Weekly Friday evening Shabbat services are held at 7:30 pm, except for the first week of the month (Shabbat Rishon) when they are at 7:00 pm. Shabbat Rishon is geared towards families with children in grades 3-7. We hold Shabbat Morning services every week (except during July). On many weeks, we celebrate B’nai Mitzvah. Approximately 45-50 students become Bar/Bat Mitzvah each year and they are typically doubled at a Shabbat morning service. Our Saturday morning Torah Study includes an abbreviated service. Monthly Tot Shabbat services for families with very young children typically attract about 150 people and serves as an important entryway for young families into our congregation.
The congregation uses “Mishkan T’filah” prayer book for Shabbat worship. For Shabbat Rishon we use a special prayer book developed by Rabbi Hachen.
Because members come from very diverse backgrounds, we have tried to develop High Holy Day services that appeal to as many people/groups as possible. High Holy Day services at B’nai Shalom include four morning services on the first day of Rosh Hashanah and Yom Kippur. (One service is a capella with no choir; one service is geared towards families with children in grades 3-7, one service with adult choir participation and one service for families with children in grades K-2.) There are two simultaneous services for Kol Nidrei (one with instruments and one a capella). There is only one service on the first evening of Rosh Hashanah, the second day of Rosh Hashanah and the afternoon, Yizkor and N’ilah services of Yom Kippur. In addition, there is a children’s service in the afternoon of the first day of Rosh Hashanah and Yom Kippur geared to families with very young children.
We have evening and morning services on the first and last day of every festival. There is also a potluck dinner in the Sukkah on the first evening of Sukkot. Confirmation is held on Erev Shavuot. Yom Hashoah is observed with the greater Worcester community. In recent years this has been held at Clark University .
Social & Social Action Programs: Senior WAFTY (the local chapter of NFTY-NE) is a very active Chapter: there is also Junior WAFTY for students in grades 7-8, and Junior WAFTY "lite" for grades 5-6. The Yad B’Yad Committee serves as the caring committee for our B’nai Shalom community.
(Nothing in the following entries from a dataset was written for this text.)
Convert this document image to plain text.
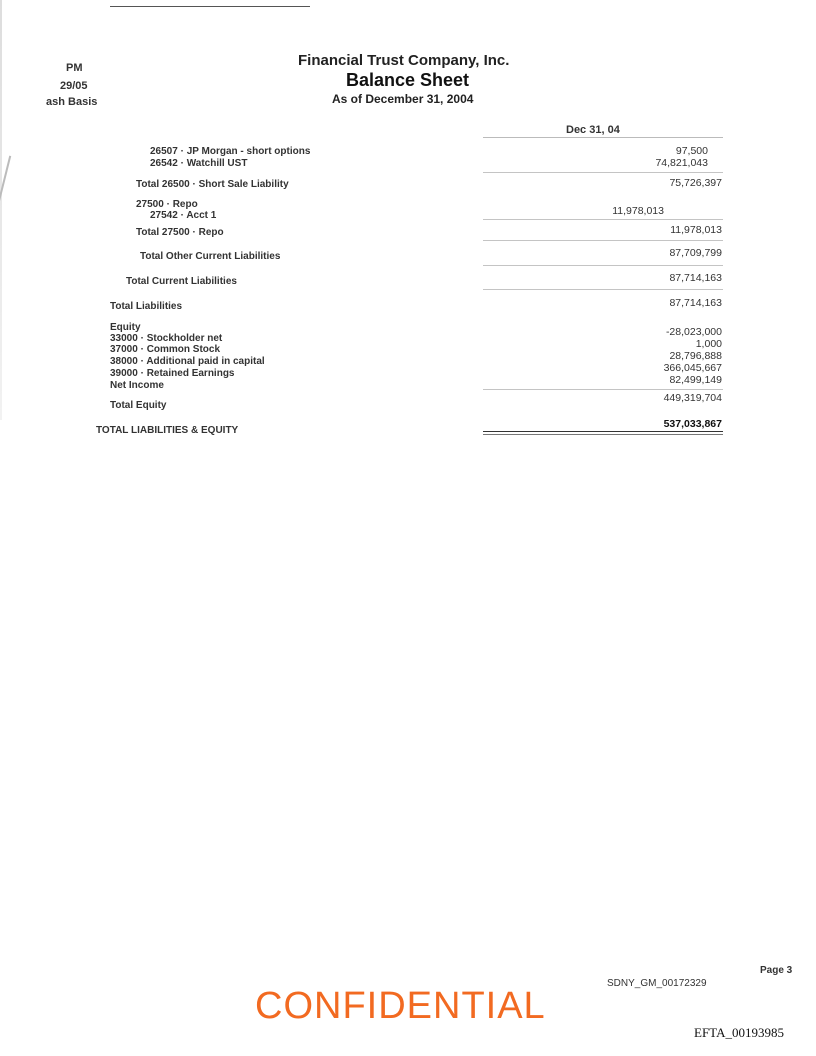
PM
29/05
ash Basis
Financial Trust Company, Inc.
Balance Sheet
As of December 31, 2004
Dec 31, 04
26507 · JP Morgan - short options
26542 · Watchill UST
Total 26500 · Short Sale Liability
27500 · Repo
27542 · Acct 1
Total 27500 · Repo
Total Other Current Liabilities
Total Current Liabilities
Total Liabilities
Equity
33000 · Stockholder net
37000 · Common Stock
38000 · Additional paid in capital
39000 · Retained Earnings
Net Income
Total Equity
TOTAL LIABILITIES & EQUITY
97,500
74,821,043
75,726,397
11,978,013
11,978,013
87,709,799
87,714,163
87,714,163
-28,023,000
1,000
28,796,888
366,045,667
82,499,149
449,319,704
537,033,867
Page 3
SDNY_GM_00172329
CONFIDENTIAL
EFTA_00193985
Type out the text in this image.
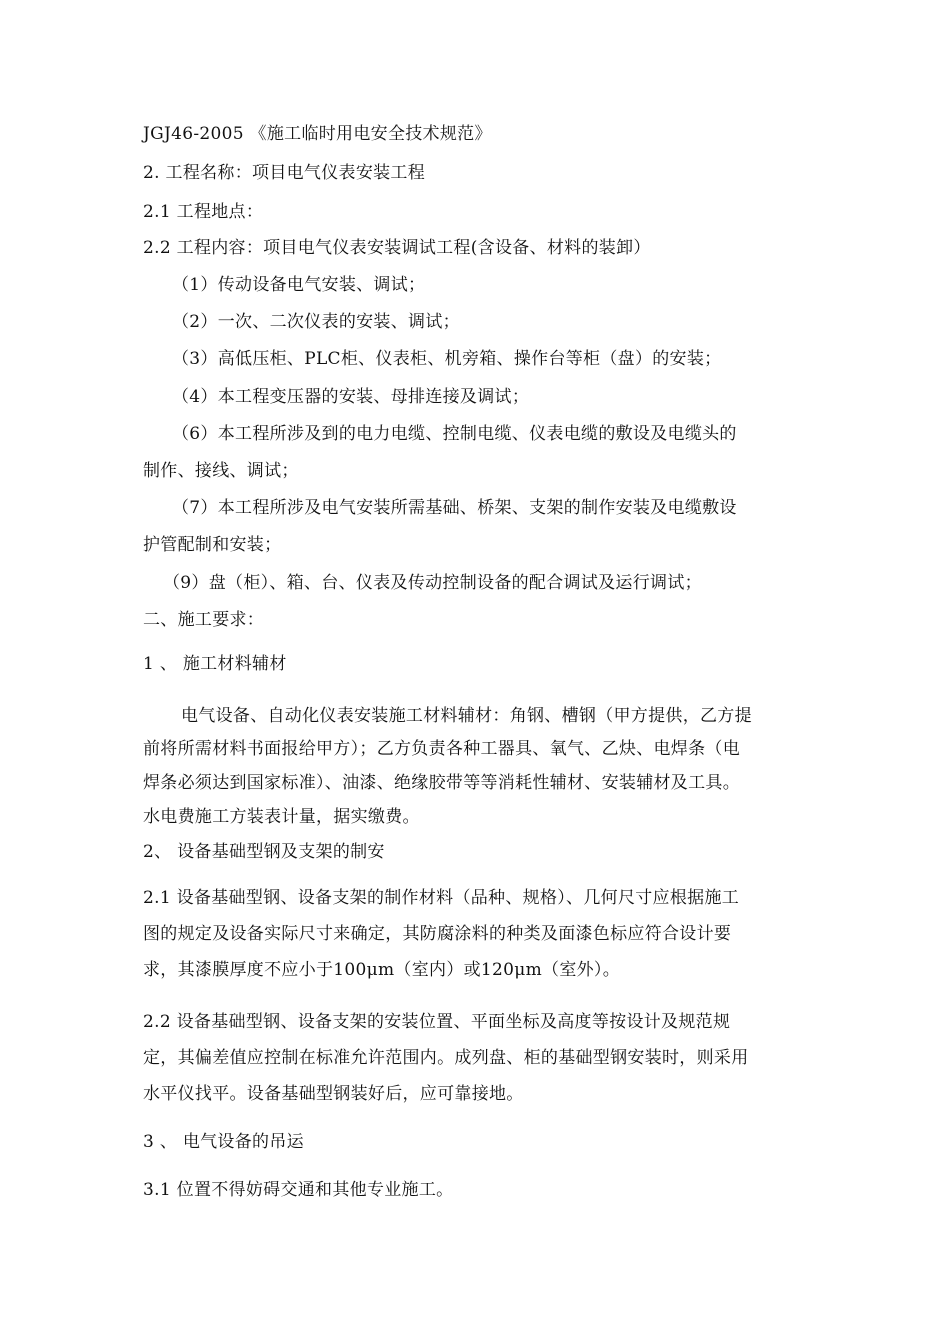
JGJ46-2005 《施工临时用电安全技术规范》
2. 工程名称：项目电气仪表安装工程
2.1 工程地点：
2.2 工程内容：项目电气仪表安装调试工程(含设备、材料的装卸）
（1）传动设备电气安装、调试；
（2）一次、二次仪表的安装、调试；
（3）高低压柜、PLC柜、仪表柜、机旁箱、操作台等柜（盘）的安装；
（4）本工程变压器的安装、母排连接及调试；
（6）本工程所涉及到的电力电缆、控制电缆、仪表电缆的敷设及电缆头的
制作、接线、调试；
（7）本工程所涉及电气安装所需基础、桥架、支架的制作安装及电缆敷设
护管配制和安装；
（9）盘（柜）、箱、台、仪表及传动控制设备的配合调试及运行调试；
二、施工要求：
1 、 施工材料辅材
电气设备、自动化仪表安装施工材料辅材：角钢、槽钢（甲方提供，乙方提
前将所需材料书面报给甲方）；乙方负责各种工器具、氧气、乙炔、电焊条（电
焊条必须达到国家标准）、油漆、绝缘胶带等等消耗性辅材、安装辅材及工具。
水电费施工方装表计量，据实缴费。
2、 设备基础型钢及支架的制安
2.1 设备基础型钢、设备支架的制作材料（品种、规格）、几何尺寸应根据施工
图的规定及设备实际尺寸来确定，其防腐涂料的种类及面漆色标应符合设计要
求，其漆膜厚度不应小于100μm（室内）或120μm（室外）。
2.2 设备基础型钢、设备支架的安装位置、平面坐标及高度等按设计及规范规
定，其偏差值应控制在标准允许范围内。成列盘、柜的基础型钢安装时，则采用
水平仪找平。设备基础型钢装好后，应可靠接地。
3 、 电气设备的吊运
3.1 位置不得妨碍交通和其他专业施工。
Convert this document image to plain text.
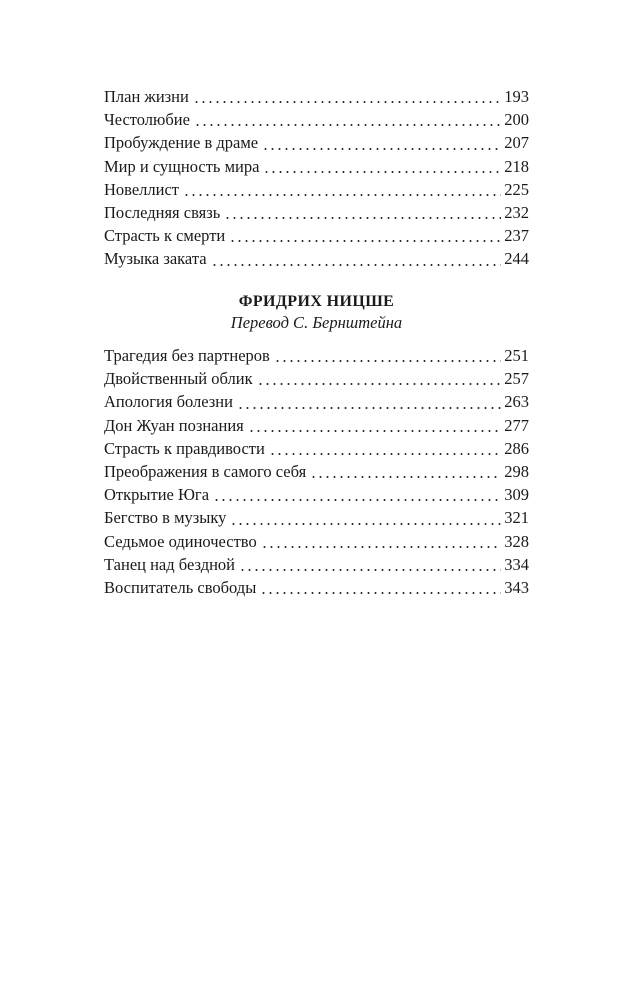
План жизни	193
Честолюбие	200
Пробуждение в драме	207
Мир и сущность мира	218
Новеллист	225
Последняя связь	232
Страсть к смерти	237
Музыка заката	244
ФРИДРИХ НИЦШЕ
Перевод С. Бернштейна
Трагедия без партнеров	251
Двойственный облик	257
Апология болезни	263
Дон Жуан познания	277
Страсть к правдивости	286
Преображения в самого себя	298
Открытие Юга	309
Бегство в музыку	321
Седьмое одиночество	328
Танец над бездной	334
Воспитатель свободы	343
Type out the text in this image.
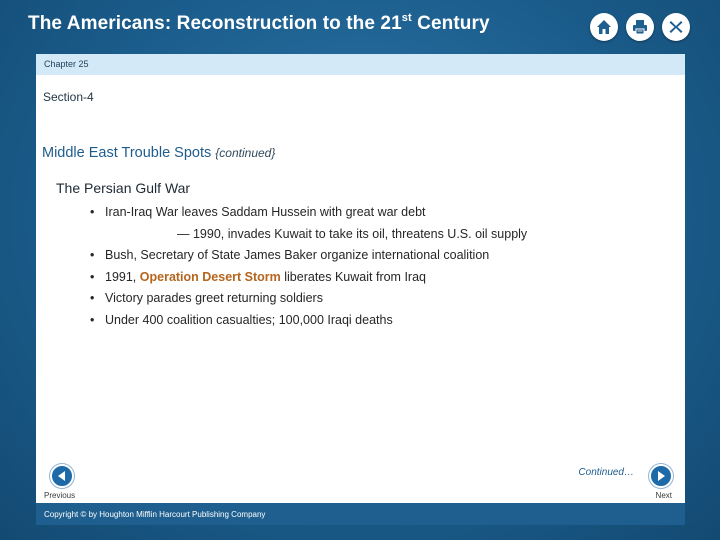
The Americans: Reconstruction to the 21st Century
Chapter 25
Section-4
Middle East Trouble Spots {continued}
The Persian Gulf War
• Iran-Iraq War leaves Saddam Hussein with great war debt
— 1990, invades Kuwait to take its oil, threatens U.S. oil supply
• Bush, Secretary of State James Baker organize international coalition
• 1991, Operation Desert Storm liberates Kuwait from Iraq
• Victory parades greet returning soldiers
• Under 400 coalition casualties; 100,000 Iraqi deaths
Continued…
Previous	Next
Copyright © by Houghton Mifflin Harcourt Publishing Company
The Social Action committee is involved in a number of projects throughout the year, including participation in a Northborough Meals program and annual Mitzvah Day. There are also community outreach programs aimed at helping the surrounding community. Music committee plans one or more special programs each year where nationally known Jewish musicians come to sing and teach. These programs may be part of a Friday night service or a Havdalah/coffee house on a Saturday night.
Our Sisterhood "captains" our Oneg hosts at our Friday night Onegs, and coordinates a number of Friday evening dinners before services, in addition to programming for their members. Brotherhood runs Cafe Shalom every Sunday morning during religious school where congregants can pick up a bagel and coffee and schmooze. They also sponsor our annual barbeque at the end of Religious School and hold monthly programs on Sunday morning.
Our Early Childhood Committee is very active; coordinating playgroups, monthly Tot Shabbat services, and a variety of holiday celebrations.